Ask HN: Tips, Tricks and Thoughts on Lucid Dreaming? - jelliclesfarm
======
ksaj
Lay on your back and pay attention to _something_. I have had lucid dreams
since I was a kid, although it took until adulthood before I discovered what
it is. Since it used to scare the bejeebus out of me, I learned rolling onto
my side allowed me to fall asleep without the creepy death-like thing.

Weirdly it only ever scared me early in the night. In the morning, if I wake
up but then fall asleep, I get lucid dreams again, but they are far more
entertaining and lack the dark scary thing.

One thing I noticed, and it makes me aware I'm in a lucid dream, is that even
though everything feels real, there are a LOT of glitches.
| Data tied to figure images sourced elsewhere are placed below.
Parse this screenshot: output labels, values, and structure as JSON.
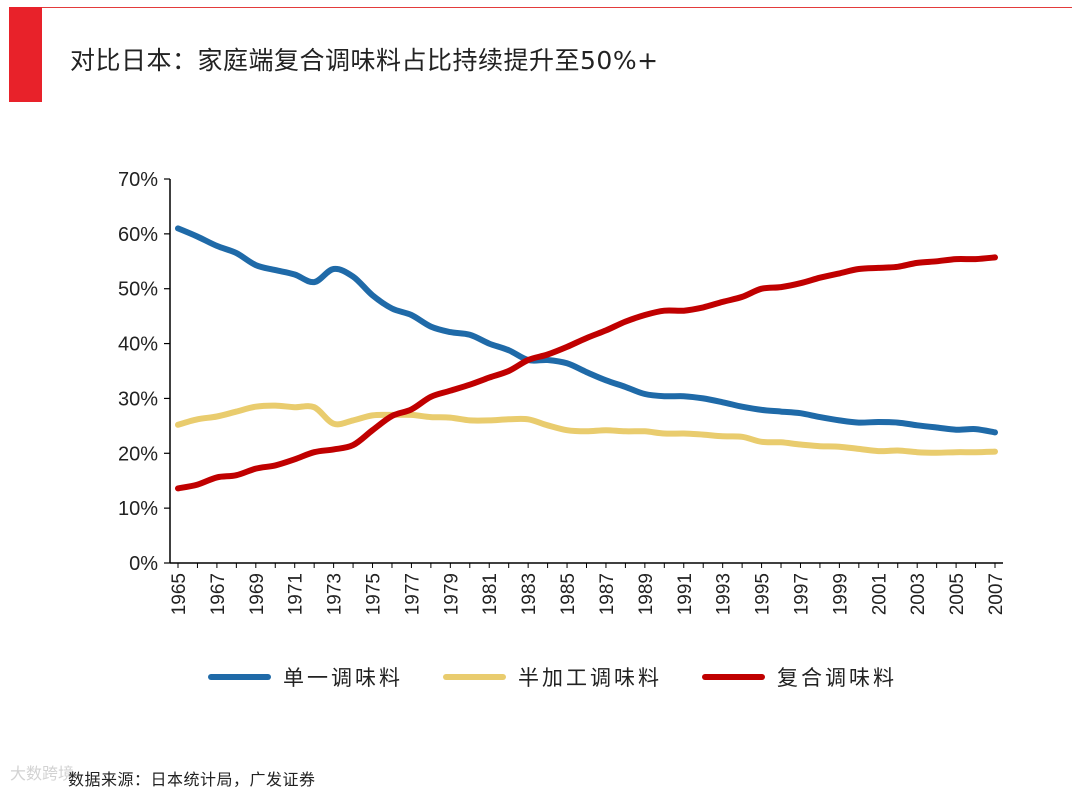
{
  "page": {
    "title": "对比日本：家庭端复合调味料占比持续提升至50%+",
    "source": "数据来源：日本统计局，广发证券",
    "watermark": "大数跨境",
    "accent_color": "#e8222a"
  },
  "chart_data": {
    "type": "line",
    "title": "",
    "xlabel": "",
    "ylabel": "",
    "ylim": [
      0,
      70
    ],
    "yticks": [
      "0%",
      "10%",
      "20%",
      "30%",
      "40%",
      "50%",
      "60%",
      "70%"
    ],
    "y_tick_values": [
      0,
      10,
      20,
      30,
      40,
      50,
      60,
      70
    ],
    "x": [
      1965,
      1966,
      1967,
      1968,
      1969,
      1970,
      1971,
      1972,
      1973,
      1974,
      1975,
      1976,
      1977,
      1978,
      1979,
      1980,
      1981,
      1982,
      1983,
      1984,
      1985,
      1986,
      1987,
      1988,
      1989,
      1990,
      1991,
      1992,
      1993,
      1994,
      1995,
      1996,
      1997,
      1998,
      1999,
      2000,
      2001,
      2002,
      2003,
      2004,
      2005,
      2006,
      2007
    ],
    "xticks": [
      "1965",
      "1967",
      "1969",
      "1971",
      "1973",
      "1975",
      "1977",
      "1979",
      "1981",
      "1983",
      "1985",
      "1987",
      "1989",
      "1991",
      "1993",
      "1995",
      "1997",
      "1999",
      "2001",
      "2003",
      "2005",
      "2007"
    ],
    "legend_position": "bottom",
    "series": [
      {
        "name": "单一调味料",
        "color": "#1f6aa8",
        "values": [
          61,
          59.5,
          57.8,
          56.5,
          54.3,
          53.4,
          52.6,
          51.2,
          53.6,
          52.2,
          48.8,
          46.4,
          45.2,
          43.1,
          42.1,
          41.6,
          40.0,
          38.8,
          37.0,
          37.0,
          36.4,
          34.8,
          33.3,
          32.1,
          30.8,
          30.4,
          30.4,
          30.0,
          29.3,
          28.5,
          27.9,
          27.6,
          27.3,
          26.6,
          26.0,
          25.6,
          25.7,
          25.6,
          25.1,
          24.7,
          24.3,
          24.4,
          23.8
        ]
      },
      {
        "name": "半加工调味料",
        "color": "#e9cc6e",
        "values": [
          25.2,
          26.2,
          26.7,
          27.6,
          28.5,
          28.7,
          28.4,
          28.4,
          25.4,
          26.0,
          26.9,
          27.0,
          27.0,
          26.6,
          26.5,
          26.0,
          26.0,
          26.2,
          26.2,
          25.1,
          24.2,
          24.0,
          24.2,
          24.0,
          24.0,
          23.6,
          23.6,
          23.4,
          23.1,
          23.0,
          22.1,
          22.0,
          21.6,
          21.3,
          21.2,
          20.8,
          20.4,
          20.5,
          20.2,
          20.1,
          20.2,
          20.2,
          20.3
        ]
      },
      {
        "name": "复合调味料",
        "color": "#c00000",
        "values": [
          13.6,
          14.3,
          15.6,
          16.0,
          17.2,
          17.8,
          18.9,
          20.2,
          20.7,
          21.5,
          24.2,
          26.8,
          28.0,
          30.3,
          31.4,
          32.5,
          33.8,
          35.0,
          37.0,
          38.0,
          39.4,
          41.0,
          42.4,
          44.0,
          45.2,
          46.0,
          46.0,
          46.6,
          47.6,
          48.5,
          50.0,
          50.3,
          51.0,
          52.0,
          52.8,
          53.6,
          53.8,
          54.0,
          54.7,
          55.0,
          55.4,
          55.4,
          55.7
        ]
      }
    ]
  }
}
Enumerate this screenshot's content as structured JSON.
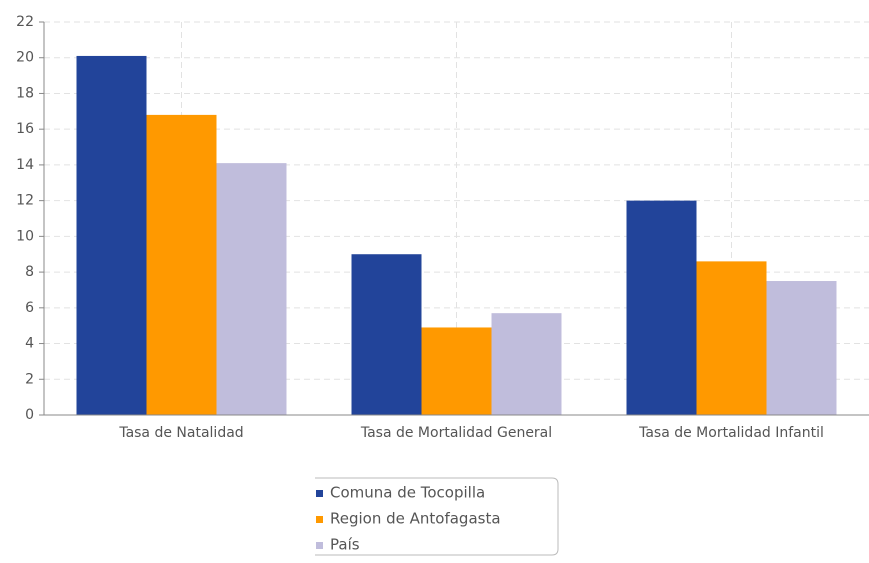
{
  "chart_data": {
    "type": "bar",
    "categories": [
      "Tasa de Natalidad",
      "Tasa de Mortalidad General",
      "Tasa de Mortalidad Infantil"
    ],
    "series": [
      {
        "name": "Comuna de Tocopilla",
        "color": "#22449a",
        "values": [
          20.1,
          9.0,
          12.0
        ]
      },
      {
        "name": "Region de Antofagasta",
        "color": "#ff9900",
        "values": [
          16.8,
          4.9,
          8.6
        ]
      },
      {
        "name": "País",
        "color": "#c0bddc",
        "values": [
          14.1,
          5.7,
          7.5
        ]
      }
    ],
    "ylim": [
      0,
      22
    ],
    "yticks": [
      0,
      2,
      4,
      6,
      8,
      10,
      12,
      14,
      16,
      18,
      20,
      22
    ],
    "grid": true
  }
}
For example, once I
was playing guitar and it was glorious hero-level axemanship. But at the same
time, I realized it was in slo-mo and completely non-technical. When I woke
up, I realized what I was dreaming was really crappy guitar playing, but at
the time, I might have shamed Yngwie, lol. For all intents and purposes, it
really was happening, and other than the wonkiness, I had full "normal"
control - a thought process that is barely distinguishable from being awake
and actually experiencing it all.

When you _do_ realize you are lucid dreaming, try not to over-react or you
will wake up. When you're having a good lucid dream, and excite yourself
awake, it's quite a bummer. As soon as you get that far, you can "rewind" your
dream and replay any part differently, or just do whatever you want - there
are no physical laws.

Everyone is different, but that's my observations.

------
Japhy_Ryder
Buy, read, and enjoy "Exploring the World of Lucid Dreaming" by Stephen
LaBerge, PhD. It's the key text on this topic. A few years back I used the
book with great success but I've fallen out of the "LD" world unfortunately.

Keep a dream journal. That's the first step.